Single-Pass PCA of Large High-Dimensional Data

Authors: Wenjian Yu, Yu Gu, Jian Li, Shenghua Liu, Yaohang Li

IJCAI 2017 | Conference PDF | Archive PDF | Plain Text | LLM Run Details

Reproducibility Variable Result LLM Response
Research Type Experimental Experiments with synthetic and real data validate the algorithm s accuracy, which has orders of magnitude smaller error than an existing single-pass algorithm.
Researcher Affiliation Academia Wenjian Yu, Yu Gu, Jian Li TNList, Dept. Computer Science & Tech., Tsinghua University, Beijing, China yu-wj@tsinghua.edu.cn; Shenghua Liu Inst. Computing Technology, Chinese Academy of Sciences, Beijing, China liushenghua@ict.ac.cn; Yaohang Li Dept.
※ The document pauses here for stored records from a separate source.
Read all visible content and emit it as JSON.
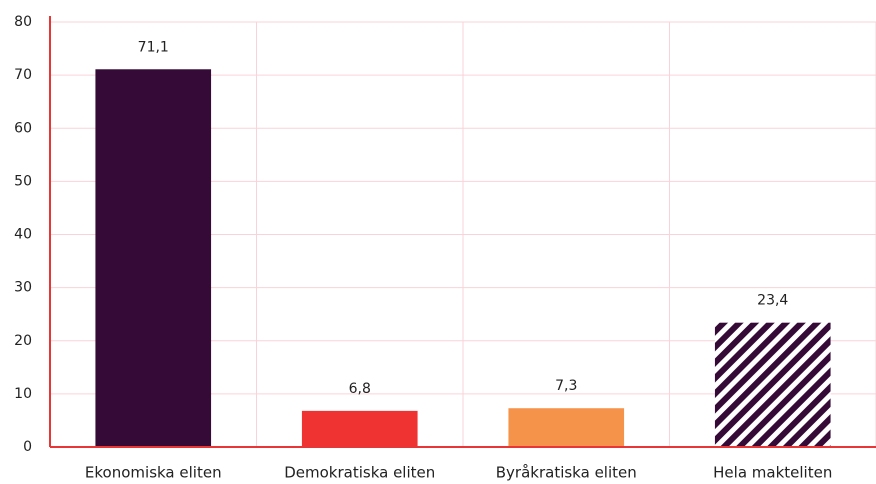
{
  "chart_data": {
    "type": "bar",
    "categories": [
      "Ekonomiska eliten",
      "Demokratiska eliten",
      "Byråkratiska eliten",
      "Hela makteliten"
    ],
    "values": [
      71.1,
      6.8,
      7.3,
      23.4
    ],
    "value_labels": [
      "71,1",
      "6,8",
      "7,3",
      "23,4"
    ],
    "colors": [
      "#350a37",
      "#ef3232",
      "#f5934b",
      "#350a37"
    ],
    "hatch": [
      false,
      false,
      false,
      true
    ],
    "ylim": [
      0,
      80
    ],
    "yticks": [
      0,
      10,
      20,
      30,
      40,
      50,
      60,
      70,
      80
    ],
    "grid": true
  }
}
Computer Science, Old Dominion University, Norfolk, VA 23529, USA yaohang@cs.odu.edu
Pseudocode Yes Algorithm 1 Basic randomized scheme for truncated SVD; Algorithm 2 An existing single-pass algorithm; Algorithm 3 A pass-efficient blocked algorithm; Algorithm 4 A single-pass algorithm for computing PCA
Open Source Code Yes For reproducibility, we share the codes of the proposed algorithm and experimental data on https: //github.com/Wenjian Yu/r SVD-single-pass.
Open Datasets Yes Following [Halko et al., 2011a], we construct several large data using the unitary discrete cosine transform (command dct in Matlab). ... We apply the single-pass algorithm with k =50 to the matrix representing the images of faces from the FERET database [Phillips et al., 2000].
Dataset Splits No The paper describes the datasets used (synthetic, real, FERET) but does not provide specific details on how these datasets were split into training, validation, or test sets for reproducibility.
Hardware Specification Yes All experiments are carried out on a Linux server with two 12-core Intel Xeon E5-2630 CPUs (2.30 GHz), and 32 GB RAM.
Software Dependencies No The paper mentions software components like 'C with Open MP derivatives', 'MKL libraries', and 'LAPACK routines', but does not provide specific version numbers for these dependencies to ensure reproducible software environment.
Experiment Setup Yes In all experiments, the block size b = 10. ... The over-sampling parameter is set to 10 (i.e., l = 60). ... l in Algorithm 4 is set to 20 or 30.